I turned a corner, my feet certain they knew the way to my room, my body less sure. Juana’s words took their time sinking past the mezcal thickening my senses, and it was only when I had left the kitchen behind, when a cold draft struck my face, that I realized what she had said.
She was afraid of the house.
Cold sank through my dress, into the bones of my arms, winding into my chest in icy rivulets.
Juana and Ana Luisa shut the door to the kitchen.
I was alone.
My single candle barely cut the darkness. My head spun as I lifted the handful of crushed herbs to my nose, crinkling my nose at its earthy scent.
A peal of childish laughter sounded behind me. The candle’s flame flickered wildly as I shrank away from it, heart slamming against my ribs.
There was no one there.
I grabbed skirts in my herb-filled hand. Forward. I had to get to my room. The candle cast a thin halo of light, barely enough to see a foot in front of me.

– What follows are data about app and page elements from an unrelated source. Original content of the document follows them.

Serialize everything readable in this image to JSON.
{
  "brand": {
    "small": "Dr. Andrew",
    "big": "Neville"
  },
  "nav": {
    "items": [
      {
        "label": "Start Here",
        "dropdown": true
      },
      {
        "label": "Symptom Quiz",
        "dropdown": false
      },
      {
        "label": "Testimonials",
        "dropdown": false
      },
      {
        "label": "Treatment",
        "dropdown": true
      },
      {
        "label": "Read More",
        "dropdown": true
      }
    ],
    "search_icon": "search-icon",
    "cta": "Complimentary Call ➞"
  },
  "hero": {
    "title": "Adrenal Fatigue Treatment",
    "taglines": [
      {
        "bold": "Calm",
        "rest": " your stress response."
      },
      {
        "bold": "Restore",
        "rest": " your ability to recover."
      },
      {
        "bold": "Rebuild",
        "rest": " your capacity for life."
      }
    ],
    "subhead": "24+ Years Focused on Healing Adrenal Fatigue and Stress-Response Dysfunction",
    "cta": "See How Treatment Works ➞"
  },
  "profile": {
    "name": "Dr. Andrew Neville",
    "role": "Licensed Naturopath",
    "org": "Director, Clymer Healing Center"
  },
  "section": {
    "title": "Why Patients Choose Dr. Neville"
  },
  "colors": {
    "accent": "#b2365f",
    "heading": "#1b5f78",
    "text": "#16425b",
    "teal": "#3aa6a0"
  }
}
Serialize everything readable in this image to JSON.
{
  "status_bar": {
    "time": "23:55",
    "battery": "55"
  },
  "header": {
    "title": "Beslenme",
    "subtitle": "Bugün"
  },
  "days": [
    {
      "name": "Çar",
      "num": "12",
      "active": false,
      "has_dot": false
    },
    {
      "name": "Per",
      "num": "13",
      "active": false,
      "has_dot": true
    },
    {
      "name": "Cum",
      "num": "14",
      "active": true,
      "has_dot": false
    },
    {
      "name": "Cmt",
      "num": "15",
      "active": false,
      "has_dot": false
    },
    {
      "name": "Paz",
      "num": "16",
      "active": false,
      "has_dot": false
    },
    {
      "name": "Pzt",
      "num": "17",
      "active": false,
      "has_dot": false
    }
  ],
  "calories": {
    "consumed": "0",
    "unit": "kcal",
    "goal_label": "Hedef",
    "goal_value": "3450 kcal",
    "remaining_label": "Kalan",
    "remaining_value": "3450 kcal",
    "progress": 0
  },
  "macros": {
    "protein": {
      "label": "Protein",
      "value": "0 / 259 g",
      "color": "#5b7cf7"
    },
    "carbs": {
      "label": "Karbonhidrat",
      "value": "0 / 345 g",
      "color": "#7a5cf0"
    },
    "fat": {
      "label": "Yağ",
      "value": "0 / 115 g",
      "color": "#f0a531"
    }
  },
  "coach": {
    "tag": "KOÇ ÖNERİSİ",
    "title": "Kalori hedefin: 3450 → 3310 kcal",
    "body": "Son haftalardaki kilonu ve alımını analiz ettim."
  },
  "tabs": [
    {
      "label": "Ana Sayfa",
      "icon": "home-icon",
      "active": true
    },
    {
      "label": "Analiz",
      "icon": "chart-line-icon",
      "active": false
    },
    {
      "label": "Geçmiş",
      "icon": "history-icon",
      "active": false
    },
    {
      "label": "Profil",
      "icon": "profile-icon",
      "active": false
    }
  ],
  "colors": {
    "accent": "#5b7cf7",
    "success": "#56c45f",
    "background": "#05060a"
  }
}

More lilting laughter echoed behind me, coy and light, so unlike Juana’s amused bray. Was I imagining it? I had never been drunk before, and—based on the sway in my step and the spin of my vision—there was no doubt that I was. Did one hear things? Did one feel the clammy brush of cold against their cheek as if it were someone’s flesh?
I didn’t want to know. I focused on climbing the stairs as quickly as I could. Cool fingers brushed over my neck—no, I was imagining it, I had to be imagining the sensation of death-cold fingertips brushing over my earlobes, tugging at my hair.
Then two hands placed themselves on my shoulders and shoved me forward. I gasped as I fell to my knees, my temple striking the banister.
The voice grew clearer, shifting from mangled laughter into garbled speech, as if it were conversing with someone, lilting up the scale of pitch and anger as if it were asking questions, demanding answers . . .
Fright numbed the pain in my kneecaps and skull, narrowed my world to the candle before me, to the shuddering sensation of fingers tugging at my hair again.
I had to get away from it. What if those hands yanked me down the stairs? Would I end up like the rat on the front steps of San Isidro, head shattered on the cold flagstones?
Careful to hold the candle aloft, I forced myself to my feet, crouching protectively forward as I stumbled up the remaining stairs and ran to the patrón’s rooms. I thrust my weight against the door until it heaved open, then staggered into the parlor and let it slam shut behind me.